Es toda una liturgia.
Las plantas me gritan que
sus raíces están dispuestas a recoger todos los alimentos que el
suelo al que se aferran les brinda. Que sus tallos están prestos a
transportar esa sangre rica en nutrientes hasta la hoja y la flor más
diminuta.
Que el verde macilento
volverá a reverdecer con todo su brillo y todos sus matices.
Que los frutos que están
agazapados deseando henchirse de suculentos sabores no pueden esperar
más.
Que desean la lluvia pero
ésta no llega.
Que quieren volver a ver
al jardinero con su regadera en la mano para sentir de nuevo su ducha
vivificante.
Que volverá nuevamente a
hacerles más agradable su existencia.
Y el jardinero llega.
Aquel que, a veces, les
hace estremecerse de pavor porque de él depende que se sientan
amenazadas por una nunca deseada mutilación o por su total
exterminio.
No tienen nada que temer.
El ritual comienza.
Siguiendo siempre el
mismo orden inicia el riego. Abundante y refrescante para los
helechos; preciso y nunca demasiado copioso para los geranios e
hibiscos; escaso y muy espaciado en el tiempo para los cactus, los
lirios y las aloe vera. prolongado para la acacia de Constantinopla y
para los madroños; exiguo, pero suficiente, para el granado enano.

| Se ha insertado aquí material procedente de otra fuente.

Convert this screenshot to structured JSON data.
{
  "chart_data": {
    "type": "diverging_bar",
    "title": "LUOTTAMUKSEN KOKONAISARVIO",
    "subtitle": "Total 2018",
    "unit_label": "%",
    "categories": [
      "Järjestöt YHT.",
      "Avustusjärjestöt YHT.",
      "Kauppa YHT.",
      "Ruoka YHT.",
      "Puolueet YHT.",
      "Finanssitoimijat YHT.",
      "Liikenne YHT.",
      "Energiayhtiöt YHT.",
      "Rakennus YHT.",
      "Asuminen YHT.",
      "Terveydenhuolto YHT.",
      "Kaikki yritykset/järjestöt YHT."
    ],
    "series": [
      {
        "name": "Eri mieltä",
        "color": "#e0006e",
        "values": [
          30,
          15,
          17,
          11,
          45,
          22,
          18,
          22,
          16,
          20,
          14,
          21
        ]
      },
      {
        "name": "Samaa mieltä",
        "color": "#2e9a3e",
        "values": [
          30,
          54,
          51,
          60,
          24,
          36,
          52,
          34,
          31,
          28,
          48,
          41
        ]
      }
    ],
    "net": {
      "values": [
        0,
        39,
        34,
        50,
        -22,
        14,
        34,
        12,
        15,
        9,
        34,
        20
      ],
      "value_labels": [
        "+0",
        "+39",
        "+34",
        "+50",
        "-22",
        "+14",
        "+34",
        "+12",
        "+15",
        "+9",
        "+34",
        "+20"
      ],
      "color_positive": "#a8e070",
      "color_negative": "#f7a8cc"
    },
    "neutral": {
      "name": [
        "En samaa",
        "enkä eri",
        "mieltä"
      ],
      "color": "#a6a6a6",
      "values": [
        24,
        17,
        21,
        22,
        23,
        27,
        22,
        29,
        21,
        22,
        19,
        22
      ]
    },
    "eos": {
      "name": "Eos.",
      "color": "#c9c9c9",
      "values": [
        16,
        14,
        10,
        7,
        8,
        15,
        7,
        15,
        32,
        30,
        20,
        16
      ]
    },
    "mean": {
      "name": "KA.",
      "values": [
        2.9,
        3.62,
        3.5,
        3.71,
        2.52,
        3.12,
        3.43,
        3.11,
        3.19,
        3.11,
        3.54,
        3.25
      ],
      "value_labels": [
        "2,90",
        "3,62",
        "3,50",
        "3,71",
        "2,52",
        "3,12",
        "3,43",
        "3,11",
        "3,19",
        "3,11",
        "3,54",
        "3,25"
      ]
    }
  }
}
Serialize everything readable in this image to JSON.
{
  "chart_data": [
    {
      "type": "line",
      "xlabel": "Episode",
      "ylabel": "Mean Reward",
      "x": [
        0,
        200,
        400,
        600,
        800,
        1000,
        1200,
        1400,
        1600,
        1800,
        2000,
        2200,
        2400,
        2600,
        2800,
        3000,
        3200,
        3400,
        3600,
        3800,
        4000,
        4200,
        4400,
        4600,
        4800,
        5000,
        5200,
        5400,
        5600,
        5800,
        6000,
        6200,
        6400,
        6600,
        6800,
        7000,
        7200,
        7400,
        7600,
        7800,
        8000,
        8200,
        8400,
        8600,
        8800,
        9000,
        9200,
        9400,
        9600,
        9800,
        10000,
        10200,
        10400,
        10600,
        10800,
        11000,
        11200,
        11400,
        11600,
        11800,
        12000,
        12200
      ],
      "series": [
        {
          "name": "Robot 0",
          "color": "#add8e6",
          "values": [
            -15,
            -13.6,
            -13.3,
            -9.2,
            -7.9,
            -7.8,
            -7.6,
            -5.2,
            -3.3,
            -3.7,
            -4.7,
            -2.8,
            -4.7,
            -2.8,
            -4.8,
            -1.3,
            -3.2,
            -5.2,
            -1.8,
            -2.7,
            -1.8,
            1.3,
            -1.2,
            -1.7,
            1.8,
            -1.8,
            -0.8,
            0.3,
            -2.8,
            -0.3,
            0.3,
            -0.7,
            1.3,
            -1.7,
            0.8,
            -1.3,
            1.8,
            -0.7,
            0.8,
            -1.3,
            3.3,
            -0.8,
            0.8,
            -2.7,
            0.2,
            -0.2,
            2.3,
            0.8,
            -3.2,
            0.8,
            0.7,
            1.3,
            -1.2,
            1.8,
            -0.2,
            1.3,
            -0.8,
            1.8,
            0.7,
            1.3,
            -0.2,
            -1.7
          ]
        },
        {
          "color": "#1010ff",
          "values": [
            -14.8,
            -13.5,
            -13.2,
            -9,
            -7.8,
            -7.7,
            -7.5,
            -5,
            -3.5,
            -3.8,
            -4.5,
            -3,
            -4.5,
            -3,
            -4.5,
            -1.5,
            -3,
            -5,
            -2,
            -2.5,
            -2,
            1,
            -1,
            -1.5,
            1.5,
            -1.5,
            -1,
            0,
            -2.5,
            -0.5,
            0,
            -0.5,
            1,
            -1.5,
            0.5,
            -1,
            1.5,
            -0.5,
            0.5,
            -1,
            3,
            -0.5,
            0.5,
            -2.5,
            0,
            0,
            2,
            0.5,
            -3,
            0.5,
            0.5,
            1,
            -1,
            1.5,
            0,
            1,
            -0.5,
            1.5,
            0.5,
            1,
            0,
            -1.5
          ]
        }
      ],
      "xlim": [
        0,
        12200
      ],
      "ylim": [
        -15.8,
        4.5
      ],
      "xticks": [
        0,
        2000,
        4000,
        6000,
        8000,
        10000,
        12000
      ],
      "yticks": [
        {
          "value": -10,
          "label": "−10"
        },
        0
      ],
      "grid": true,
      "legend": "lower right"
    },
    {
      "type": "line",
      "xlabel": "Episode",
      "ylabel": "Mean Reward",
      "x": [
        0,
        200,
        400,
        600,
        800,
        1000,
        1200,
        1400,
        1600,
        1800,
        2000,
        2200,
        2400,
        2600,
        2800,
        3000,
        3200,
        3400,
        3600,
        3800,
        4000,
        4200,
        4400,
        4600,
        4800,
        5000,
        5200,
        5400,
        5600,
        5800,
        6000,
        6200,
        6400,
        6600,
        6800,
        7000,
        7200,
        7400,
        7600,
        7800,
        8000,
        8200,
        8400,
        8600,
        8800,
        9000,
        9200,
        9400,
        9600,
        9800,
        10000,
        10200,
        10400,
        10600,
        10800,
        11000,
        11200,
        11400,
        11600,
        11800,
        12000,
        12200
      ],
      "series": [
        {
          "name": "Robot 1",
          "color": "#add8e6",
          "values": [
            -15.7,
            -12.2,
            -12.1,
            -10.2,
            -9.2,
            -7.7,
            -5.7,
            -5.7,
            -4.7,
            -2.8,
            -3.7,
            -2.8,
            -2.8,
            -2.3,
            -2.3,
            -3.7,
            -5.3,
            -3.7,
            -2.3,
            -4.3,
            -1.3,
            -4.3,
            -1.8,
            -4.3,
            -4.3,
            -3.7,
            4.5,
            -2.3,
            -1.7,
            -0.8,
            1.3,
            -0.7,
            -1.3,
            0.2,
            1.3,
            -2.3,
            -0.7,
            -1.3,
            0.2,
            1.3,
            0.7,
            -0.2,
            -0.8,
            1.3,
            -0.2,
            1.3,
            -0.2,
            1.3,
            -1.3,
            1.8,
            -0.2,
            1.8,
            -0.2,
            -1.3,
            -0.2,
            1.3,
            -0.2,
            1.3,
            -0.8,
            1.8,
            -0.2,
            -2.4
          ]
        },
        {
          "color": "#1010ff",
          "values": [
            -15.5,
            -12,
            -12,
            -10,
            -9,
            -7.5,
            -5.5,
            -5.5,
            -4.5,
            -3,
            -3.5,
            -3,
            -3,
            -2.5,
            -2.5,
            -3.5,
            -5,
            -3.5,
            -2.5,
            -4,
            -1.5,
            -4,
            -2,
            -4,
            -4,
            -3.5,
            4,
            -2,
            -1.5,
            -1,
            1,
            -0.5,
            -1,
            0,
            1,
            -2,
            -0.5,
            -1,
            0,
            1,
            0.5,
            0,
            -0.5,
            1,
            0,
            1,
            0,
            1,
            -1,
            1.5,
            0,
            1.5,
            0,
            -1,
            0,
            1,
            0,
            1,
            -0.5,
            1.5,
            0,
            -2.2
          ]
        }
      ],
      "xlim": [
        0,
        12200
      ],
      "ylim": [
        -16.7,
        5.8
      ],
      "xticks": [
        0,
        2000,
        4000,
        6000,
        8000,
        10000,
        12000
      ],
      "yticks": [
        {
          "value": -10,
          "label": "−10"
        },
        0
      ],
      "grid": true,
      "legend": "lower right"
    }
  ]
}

Y, como colofón, el abundante y refrescante abanico de chorros de
agua de la manguera para las yedras, las madreselvas y pasionarias de
los tapiales del jardín.
Cuando el ritual
finaliza, todo vuelve a sentirse sosegado y tranquilo y comienzan a
exhalar sus perfumes y aromas el romero, el tomillo y la dama de
noche.
Su agradecimiento por la
frescura que les proporciona el riego es manifiesto.